I joined a group that was going to go through the _How to Study the Bible_, and I never completed it. There was too much emphasis on the process, and we didn't seem to get to any "meat". I don't recommend the book.


----------



## JoeRe4mer

Civbert said:


> Anyone familiar with Kay Arthur's Inductive Bible Study method. I have a Inductive Study Bible I got from the in-laws years ago. I read the front matter of the book, and it seemed like it had some possibilities.
> 
> Aside from induction/deduction issues, what do people think about it? Is it really a denomination neutral method of studying the Word? Does it have any fatal hermetical flaws as a method? Does it steer one toward Arminianism?
> 
> I'm thinking of picking it up again an giving the method a try. I think it avoids using commentaries and third party exegeses. You do all the study for yourself and come to your own conclusions. I don't think that's necessarily the best approach - but it seems to have some benefits - mainly that it makes you dig down into the Word for yourself so that you really know what's there for yourself.
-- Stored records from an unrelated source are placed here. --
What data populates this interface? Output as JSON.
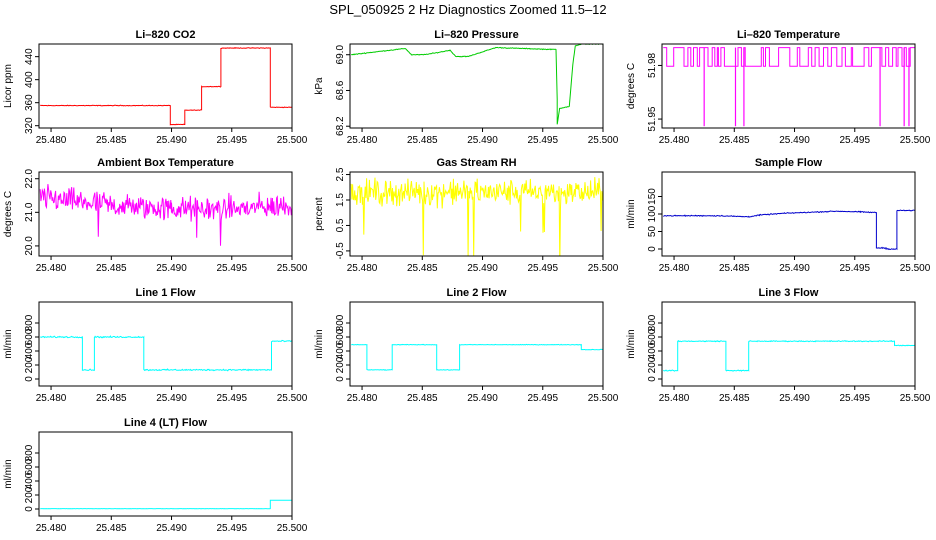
{
  "figure": {
    "title": "SPL_050925  2 Hz Diagnostics Zoomed 11.5–12"
  },
  "x_axis": {
    "ticks": [
      25.48,
      25.485,
      25.49,
      25.495,
      25.5
    ],
    "tick_labels": [
      "25.480",
      "25.485",
      "25.490",
      "25.495",
      "25.500"
    ],
    "xlim": [
      25.479,
      25.5
    ]
  },
  "chart_data": [
    {
      "type": "line",
      "title": "Li–820 CO2",
      "ylabel": "Licor ppm",
      "ylim": [
        316,
        462
      ],
      "yticks": [
        320,
        360,
        400,
        440
      ],
      "color": "#ff0000",
      "noise": 0.8,
      "series": [
        {
          "x": [
            25.4791,
            25.4899,
            25.4899,
            25.4911,
            25.4911,
            25.4925,
            25.4925,
            25.4941,
            25.4941,
            25.4948,
            25.4948,
            25.4982,
            25.4982,
            25.5
          ],
          "y": [
            355,
            355,
            322,
            322,
            347,
            347,
            388,
            388,
            455,
            455,
            455,
            455,
            352,
            352
          ]
        }
      ]
    },
    {
      "type": "line",
      "title": "Li–820 Pressure",
      "ylabel": "kPa",
      "ylim": [
        68.18,
        69.12
      ],
      "yticks": [
        68.2,
        68.6,
        69.0
      ],
      "ytick_labels": [
        "68.2",
        "68.6",
        "69.0"
      ],
      "color": "#00cc00",
      "noise": 0.006,
      "series": [
        {
          "x": [
            25.4791,
            25.4823,
            25.4836,
            25.4841,
            25.4851,
            25.4861,
            25.4873,
            25.4878,
            25.4888,
            25.4911,
            25.4955,
            25.4961,
            25.4962,
            25.4962,
            25.4964,
            25.4972,
            25.4975,
            25.4977,
            25.4983,
            25.5
          ],
          "y": [
            69.0,
            69.05,
            69.07,
            69.0,
            69.0,
            69.02,
            69.05,
            68.98,
            68.98,
            69.08,
            69.06,
            69.06,
            68.5,
            68.22,
            68.4,
            68.42,
            68.9,
            69.1,
            69.12,
            69.12
          ]
        }
      ]
    },
    {
      "type": "line",
      "title": "Li–820 Temperature",
      "ylabel": "degrees C",
      "ylim": [
        51.945,
        51.992
      ],
      "yticks": [
        51.95,
        51.98
      ],
      "ytick_labels": [
        "51.95",
        "51.98"
      ],
      "color": "#ff00ff",
      "style": "binary",
      "levels": [
        51.99,
        51.9795
      ],
      "dips": [
        {
          "x": 25.4825,
          "y": 51.946
        },
        {
          "x": 25.4851,
          "y": 51.946
        },
        {
          "x": 25.4858,
          "y": 51.946
        },
        {
          "x": 25.4971,
          "y": 51.946
        },
        {
          "x": 25.4991,
          "y": 51.946
        },
        {
          "x": 25.4995,
          "y": 51.946
        }
      ],
      "series": [
        {
          "x": [
            25.4791,
            25.5
          ],
          "y": [
            51.99,
            51.9795
          ]
        }
      ]
    },
    {
      "type": "line",
      "title": "Ambient Box Temperature",
      "ylabel": "degrees C",
      "ylim": [
        19.7,
        22.2
      ],
      "yticks": [
        20.0,
        21.0,
        22.0
      ],
      "ytick_labels": [
        "20.0",
        "21.0",
        "22.0"
      ],
      "color": "#ff00ff",
      "noise": 0.55,
      "series": [
        {
          "x": [
            25.4791,
            25.485,
            25.49,
            25.495,
            25.5
          ],
          "y": [
            21.45,
            21.2,
            21.1,
            21.1,
            21.2
          ]
        }
      ]
    },
    {
      "type": "line",
      "title": "Gas Stream RH",
      "ylabel": "percent",
      "ylim": [
        -0.7,
        2.6
      ],
      "yticks": [
        -0.5,
        0.5,
        1.5,
        2.5
      ],
      "ytick_labels": [
        "-0.5",
        "0.5",
        "1.5",
        "2.5"
      ],
      "color": "#ffff00",
      "noise": 0.75,
      "series": [
        {
          "x": [
            25.4791,
            25.5
          ],
          "y": [
            1.8,
            1.8
          ]
        }
      ]
    },
    {
      "type": "line",
      "title": "Sample Flow",
      "ylabel": "ml/min",
      "ylim": [
        -20,
        220
      ],
      "yticks": [
        0,
        50,
        100,
        150
      ],
      "color": "#0000cc",
      "noise": 2,
      "series": [
        {
          "x": [
            25.4791,
            25.4838,
            25.4862,
            25.4871,
            25.4891,
            25.4935,
            25.4955,
            25.4968,
            25.4968,
            25.4976,
            25.4976,
            25.4985,
            25.4985,
            25.5
          ],
          "y": [
            95,
            95,
            92,
            97,
            102,
            108,
            106,
            104,
            3,
            3,
            0,
            0,
            110,
            110
          ]
        }
      ]
    },
    {
      "type": "line",
      "title": "Line 1 Flow",
      "ylabel": "ml/min",
      "ylim": [
        -100,
        1100
      ],
      "yticks": [
        0,
        200,
        400,
        600,
        800
      ],
      "color": "#00ffff",
      "noise": 15,
      "series": [
        {
          "x": [
            25.4791,
            25.4826,
            25.4826,
            25.4836,
            25.4836,
            25.4877,
            25.4877,
            25.4983,
            25.4983,
            25.5
          ],
          "y": [
            600,
            600,
            130,
            130,
            600,
            600,
            130,
            130,
            540,
            540
          ]
        }
      ]
    },
    {
      "type": "line",
      "title": "Line 2 Flow",
      "ylabel": "ml/min",
      "ylim": [
        -100,
        1100
      ],
      "yticks": [
        0,
        200,
        400,
        600,
        800
      ],
      "color": "#00ffff",
      "noise": 6,
      "series": [
        {
          "x": [
            25.4791,
            25.4804,
            25.4804,
            25.4825,
            25.4825,
            25.4862,
            25.4862,
            25.4881,
            25.4881,
            25.4982,
            25.4982,
            25.5
          ],
          "y": [
            490,
            490,
            130,
            130,
            490,
            490,
            130,
            130,
            490,
            490,
            420,
            420
          ]
        }
      ]
    },
    {
      "type": "line",
      "title": "Line 3 Flow",
      "ylabel": "ml/min",
      "ylim": [
        -100,
        1100
      ],
      "yticks": [
        0,
        200,
        400,
        600,
        800
      ],
      "color": "#00ffff",
      "noise": 10,
      "series": [
        {
          "x": [
            25.4791,
            25.4803,
            25.4803,
            25.4843,
            25.4843,
            25.4862,
            25.4862,
            25.4983,
            25.4983,
            25.5
          ],
          "y": [
            120,
            120,
            540,
            540,
            120,
            120,
            540,
            540,
            480,
            480
          ]
        }
      ]
    },
    {
      "type": "line",
      "title": "Line 4 (LT) Flow",
      "ylabel": "ml/min",
      "ylim": [
        -100,
        1100
      ],
      "yticks": [
        0,
        200,
        400,
        600,
        800
      ],
      "color": "#00ffff",
      "noise": 1,
      "series": [
        {
          "x": [
            25.4791,
            25.4982,
            25.4982,
            25.5
          ],
          "y": [
            5,
            5,
            125,
            125
          ]
        }
      ]
    }
  ]
}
I have read her book How to study the Bible and I have looked at her study bible. As for the book I think it has some good ideas but is lacking. There is another book similer to it that I found to be MUCH better called Methodical Bible study by Robert A. Traina. That said I think you are on the right track by trying to develop a good bible study method instead of just running back and forth between commentaries like so many others tend to do. Not that I am against commentaries per se its just I feel they are over used in many cases and at the expense of scripture.


----------



## 3John2

That was the point I was trying to make. Like it said in the Lawson book many think they are studying THE BIBLE but they are not. They are more into reading commentaries & what others have said & don't allow the Spirit to speak to THEM. Very good point. Having said that I have many commentaries & books etc but my main objective is to get into THE WORD. Everyone has to have SOME method to get into the Word on their own. For that the Lawson book was quite good. As for markings etc I have my own. I know when I look at a page WHAT it is that I'm highlighting etc. Works for me. I don't think using Kay Arthurs or ANYONE elses would have worked for me. It's got to be real to you.


----------